In the first century of Islam, most of the former Christian
Roman Empire, from Syria to Spain, was brought under Muslim control
in a conquest of unprecedented proportions. Confronted by the world
of Islam, countless medieval Christians experienced a profound
ambivalence, awed by its opulence, they were also troubled by its
rival claims to the spiritual inheritance of Abraham and Jesus and
humiliated by its social subjugation of non-Muslim minorities. Some
converted. Others took up arms. Still others, the subjects of John
Tolan's study of anti-Muslim polemics in medieval Europe, undertook
to attack Islam and its most vivid avatar, the saracen, with
words.
In an effort to make sense of God's apparent abandonment of
Christendom in favor of a dynamic and expanding Muslim
civilization, European writers distorted the teachings of Islam and
caricatured its believers in a variety of ways. What ideological
purposes did these portrayals serve? And how, in turn, did Muslims
view Christianity? Feelings of rivalry, contempt, and superiority
existed on both sides, tinged or tempered at times with feelings of
doubt, inferiority, curiosity, or admiration.
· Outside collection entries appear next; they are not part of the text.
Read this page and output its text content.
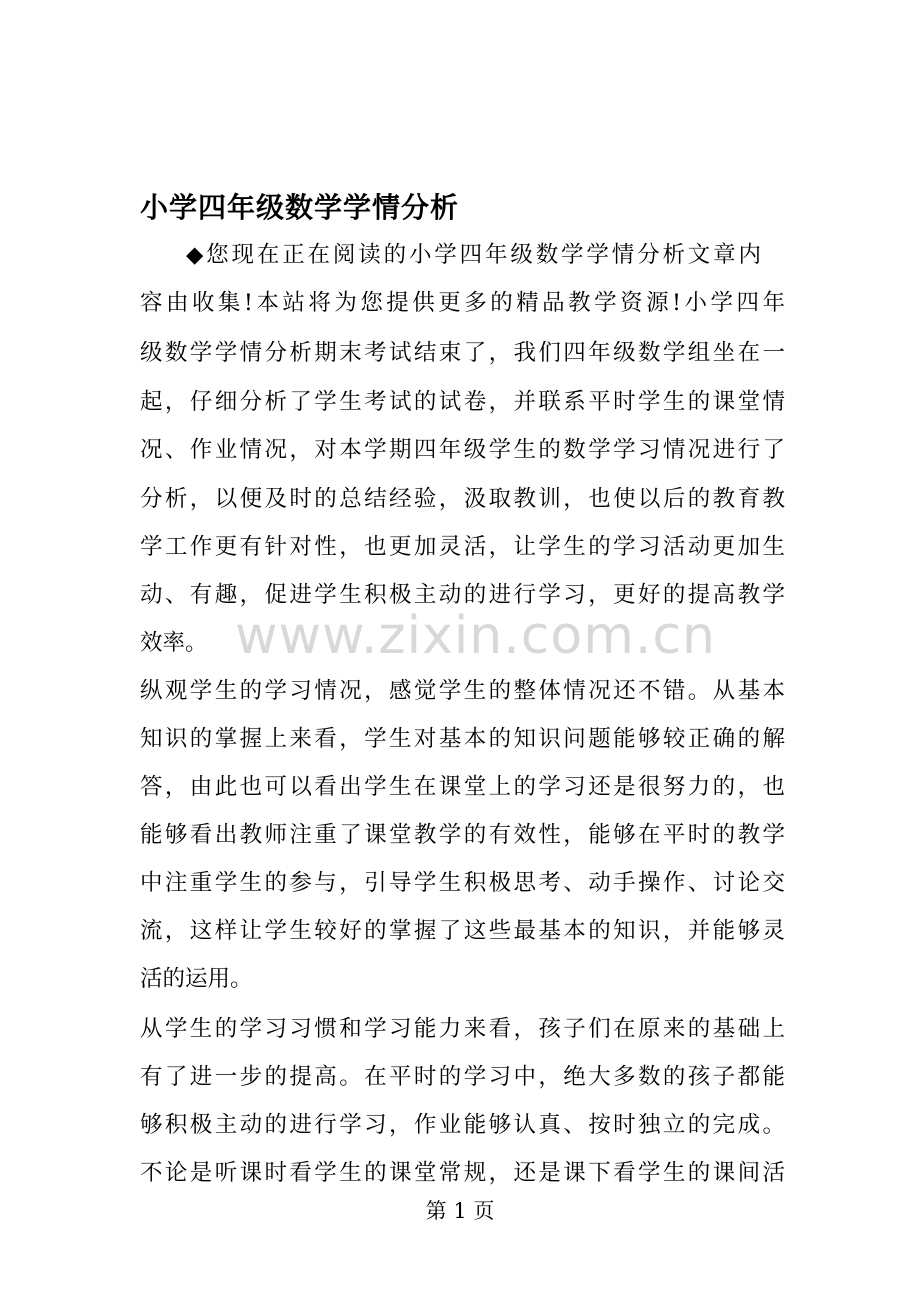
小学四年级数学学情分析
◆您现在正在阅读的小学四年级数学学情分析文章内
容由收集!本站将为您提供更多的精品教学资源!小学四年
级数学学情分析期末考试结束了，我们四年级数学组坐在一
起，仔细分析了学生考试的试卷，并联系平时学生的课堂情
况、作业情况，对本学期四年级学生的数学学习情况进行了
分析，以便及时的总结经验，汲取教训，也使以后的教育教
学工作更有针对性，也更加灵活，让学生的学习活动更加生
动、有趣，促进学生积极主动的进行学习，更好的提高教学
效率。
纵观学生的学习情况，感觉学生的整体情况还不错。从基本
知识的掌握上来看，学生对基本的知识问题能够较正确的解
答，由此也可以看出学生在课堂上的学习还是很努力的，也
能够看出教师注重了课堂教学的有效性，能够在平时的教学
中注重学生的参与，引导学生积极思考、动手操作、讨论交
流，这样让学生较好的掌握了这些最基本的知识，并能够灵
活的运用。
从学生的学习习惯和学习能力来看，孩子们在原来的基础上
有了进一步的提高。在平时的学习中，绝大多数的孩子都能
够积极主动的进行学习，作业能够认真、按时独立的完成。
不论是听课时看学生的课堂常规，还是课下看学生的课间活
www.zixin.com.cn
第 1 页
Tolan shows how
Christian responses to Islam changed from the seventh to thirteenth
centuries, through fast-charging crusades and spirit-crushing
defeats, crystallizing into polemical images later drawn upon by
Western authors in the fourteenth to twentieth centuries. Saracens
explores the social and ideological uses of contempt, explaining
how the denigration of the other can be used to defend one's own
intellectual construction of the world.